Casaleggio a Cernobbio: non era il Bilderberg italiano?

Un grillino al Forum Ambrosetti

Cernobbio Villadeste
6 Settembre Set 2013 0900 06 settembre 2013 6 Settembre 2013 - 09:00

Mentre i suoi parlamentari si spendono in lotte alla casta e strali contro i poteri forti di politica ed economia, Gianroberto Casaleggio approda a Cernobbio in qualità di invitato al Forum Ambrosetti. Desta sorpresa il fatto che il cofondatore del Movimento Cinque Stelle figuri tra gli ospiti del paludato think tank, culla dell’establishment internazionale che a settembre si dà appuntamento in riva al lago di Como. Qui, tra relatori di prestigio, massimi sistemi ed entrature strategiche, i partecipanti sborsano oltre diecimila euro per trascorrere tre giorni e tre notti nella villa-hotel prestata alle conferenze.

Da venerdì a domenica sfileranno i vari Mario Monti, Enrico Letta, Angelino Alfano, Marco Tronchetti Provera, Giulio Tremonti, Paolo Scaroni, Corrado Passera. E ancora la direttrice dell’FMI Christine Lagarde, il senatore Usa John McCain, l’ex premier spagnolo Josè Aznar, il presidente del Consiglio Europeo Herman Van Rompuy. Bastano pochi nomi per capire che a Cernobbio banchetta il Gotha della politica e della finanza tanto inviso al Movimento. Questa volta il guru fa il suo ingresso a Villa d’Este coi galloni di manager per parlare di democrazia diretta e new media, con buona pace degli attivisti Cinque Stelle che considerano quello di Cernobbio “Il Bilderberg italiano”. Senza dimenticare che pochi mesi fa i deputati Carlo Sibilia e Paolo Bernini volarono in Inghilterra a proprie spese per documentare dall’esterno la riunione del Bilderberg, quello vero.

Resta a piedi pure Claudio Messora, che Casaleggio ha voluto al Senato in qualità di responsabile comunicazione dei Cinque Stelle.
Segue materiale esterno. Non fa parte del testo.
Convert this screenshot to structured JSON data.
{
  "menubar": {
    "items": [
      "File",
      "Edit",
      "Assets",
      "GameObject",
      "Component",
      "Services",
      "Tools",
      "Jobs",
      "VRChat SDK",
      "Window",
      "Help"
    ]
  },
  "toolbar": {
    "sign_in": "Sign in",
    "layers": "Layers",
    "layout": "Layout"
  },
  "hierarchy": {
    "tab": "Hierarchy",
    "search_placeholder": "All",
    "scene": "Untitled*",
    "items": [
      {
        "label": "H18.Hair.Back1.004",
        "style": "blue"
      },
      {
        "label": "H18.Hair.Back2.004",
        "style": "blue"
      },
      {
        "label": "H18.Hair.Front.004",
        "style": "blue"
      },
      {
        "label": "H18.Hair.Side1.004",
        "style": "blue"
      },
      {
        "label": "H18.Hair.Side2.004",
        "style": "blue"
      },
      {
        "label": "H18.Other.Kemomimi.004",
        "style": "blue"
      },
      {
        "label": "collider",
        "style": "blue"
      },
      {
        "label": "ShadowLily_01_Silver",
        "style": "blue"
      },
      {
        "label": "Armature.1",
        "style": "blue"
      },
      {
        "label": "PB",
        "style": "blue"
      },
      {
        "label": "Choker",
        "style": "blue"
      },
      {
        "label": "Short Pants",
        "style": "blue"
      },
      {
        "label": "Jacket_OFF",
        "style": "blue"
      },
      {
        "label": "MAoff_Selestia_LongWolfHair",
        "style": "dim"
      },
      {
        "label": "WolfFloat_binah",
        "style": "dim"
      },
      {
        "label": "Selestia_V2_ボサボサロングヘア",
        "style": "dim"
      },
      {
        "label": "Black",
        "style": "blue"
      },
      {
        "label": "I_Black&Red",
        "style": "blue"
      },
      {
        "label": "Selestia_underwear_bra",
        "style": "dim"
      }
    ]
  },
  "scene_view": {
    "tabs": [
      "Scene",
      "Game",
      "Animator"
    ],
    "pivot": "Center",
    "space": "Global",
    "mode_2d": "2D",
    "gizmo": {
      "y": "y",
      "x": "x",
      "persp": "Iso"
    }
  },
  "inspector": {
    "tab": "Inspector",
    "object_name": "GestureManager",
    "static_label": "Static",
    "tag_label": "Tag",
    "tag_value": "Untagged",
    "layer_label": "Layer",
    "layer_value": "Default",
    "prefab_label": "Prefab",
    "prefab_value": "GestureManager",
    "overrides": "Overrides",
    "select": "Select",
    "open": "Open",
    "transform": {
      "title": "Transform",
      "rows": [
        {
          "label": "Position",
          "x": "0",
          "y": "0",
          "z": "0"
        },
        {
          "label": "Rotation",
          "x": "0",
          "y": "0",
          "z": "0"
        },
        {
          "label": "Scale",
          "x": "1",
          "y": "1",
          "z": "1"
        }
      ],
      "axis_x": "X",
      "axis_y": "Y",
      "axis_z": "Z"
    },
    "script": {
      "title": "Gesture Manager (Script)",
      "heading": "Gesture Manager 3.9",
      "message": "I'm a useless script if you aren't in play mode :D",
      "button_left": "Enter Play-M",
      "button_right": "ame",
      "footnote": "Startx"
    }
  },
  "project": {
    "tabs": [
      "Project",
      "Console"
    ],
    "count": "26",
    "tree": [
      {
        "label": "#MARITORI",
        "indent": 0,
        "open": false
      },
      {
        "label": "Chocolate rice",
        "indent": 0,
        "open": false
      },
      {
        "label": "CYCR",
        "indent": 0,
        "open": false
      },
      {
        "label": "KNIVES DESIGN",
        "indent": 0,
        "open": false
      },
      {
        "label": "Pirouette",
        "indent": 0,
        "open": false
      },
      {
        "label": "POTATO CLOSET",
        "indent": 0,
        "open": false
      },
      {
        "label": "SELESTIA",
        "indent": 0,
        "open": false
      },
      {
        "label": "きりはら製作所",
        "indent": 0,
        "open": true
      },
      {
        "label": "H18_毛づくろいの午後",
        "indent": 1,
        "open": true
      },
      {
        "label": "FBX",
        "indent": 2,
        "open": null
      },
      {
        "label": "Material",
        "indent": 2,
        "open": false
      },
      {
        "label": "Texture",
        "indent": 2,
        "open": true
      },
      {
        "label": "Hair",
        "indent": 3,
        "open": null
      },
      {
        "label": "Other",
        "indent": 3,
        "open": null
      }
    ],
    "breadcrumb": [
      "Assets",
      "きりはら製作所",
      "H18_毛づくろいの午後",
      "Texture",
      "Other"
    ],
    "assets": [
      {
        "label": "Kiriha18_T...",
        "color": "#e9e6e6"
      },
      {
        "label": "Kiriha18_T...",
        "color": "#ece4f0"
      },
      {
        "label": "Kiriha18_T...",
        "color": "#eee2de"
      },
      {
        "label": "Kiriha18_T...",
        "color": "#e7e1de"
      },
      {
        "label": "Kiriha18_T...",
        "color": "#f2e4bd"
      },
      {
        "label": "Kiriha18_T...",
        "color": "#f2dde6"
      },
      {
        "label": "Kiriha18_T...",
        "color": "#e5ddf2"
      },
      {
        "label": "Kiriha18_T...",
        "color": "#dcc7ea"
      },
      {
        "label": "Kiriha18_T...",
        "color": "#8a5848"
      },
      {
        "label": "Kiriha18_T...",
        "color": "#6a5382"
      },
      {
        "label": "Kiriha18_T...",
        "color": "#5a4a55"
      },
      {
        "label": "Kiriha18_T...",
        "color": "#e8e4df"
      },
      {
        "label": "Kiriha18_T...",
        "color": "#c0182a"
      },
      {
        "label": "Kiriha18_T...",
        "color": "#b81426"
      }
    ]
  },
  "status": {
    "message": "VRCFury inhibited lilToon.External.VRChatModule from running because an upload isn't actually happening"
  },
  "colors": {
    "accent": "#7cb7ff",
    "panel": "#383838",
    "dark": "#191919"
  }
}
Un anno fa il blogger di area grillina cannoneggiava il forum Ambrosetti dal suo blog e dal pulpito del talk L’Ultima Parola. «Cernobbio è come il Bilderberg - chiosava - ci vanno i soliti noti e vige la “Chatham House Rule”, regola del “si dice il peccato ma non il peccatore”, cioè voi chiacchierate quanto volete, poi quando si esce non si può fare il nome di chi ha detto quella cosa». E ancora: «Questa è gente che dovrebbe essere eletta da noi per amministrarci nel nostro esclusivo interesse, ma siccome a noi la verità non la dicono, hanno bisogno di chiudersi in uno stanzino e, al riparo da occhi indiscreti, come cospiratori qualsiasi, raccontarsela finalmente giusta per sfogarsi un po’. È ammissibile? Trasparente un paio di palle».

I tempi cambiano. Da alcuni mesi il guru stellato ha ricominciato a mettere il naso fuori dal fortino milanese della Casaleggio Associati accreditandosi pubblicamente come leader del Movimento. Prima il blitz al Quirinale, poi le interviste a Corriere della Sera, Gianluigi Nuzzi e Wired. Ora è disposto a sporcarsi le mani nel tempio dei poteri forti tra banchieri, capitani d’industria e politici di lungo corso. La sua presenza scomoda anche lo stesso Messora che, chiamato in causa nelle ultime ore, fa retromarcia: «Casaleggio andrà lì per dire cose che nessuno ha mai detto in quel luogo, in apertura dei lavori e davanti a Letta seduto in prima fila. Dunque forse in questo caso si può opinare che il fine giustifichi il mezzo». A Cernobbio, insieme alla coerenza grillina, ci sarà anche Machiavelli.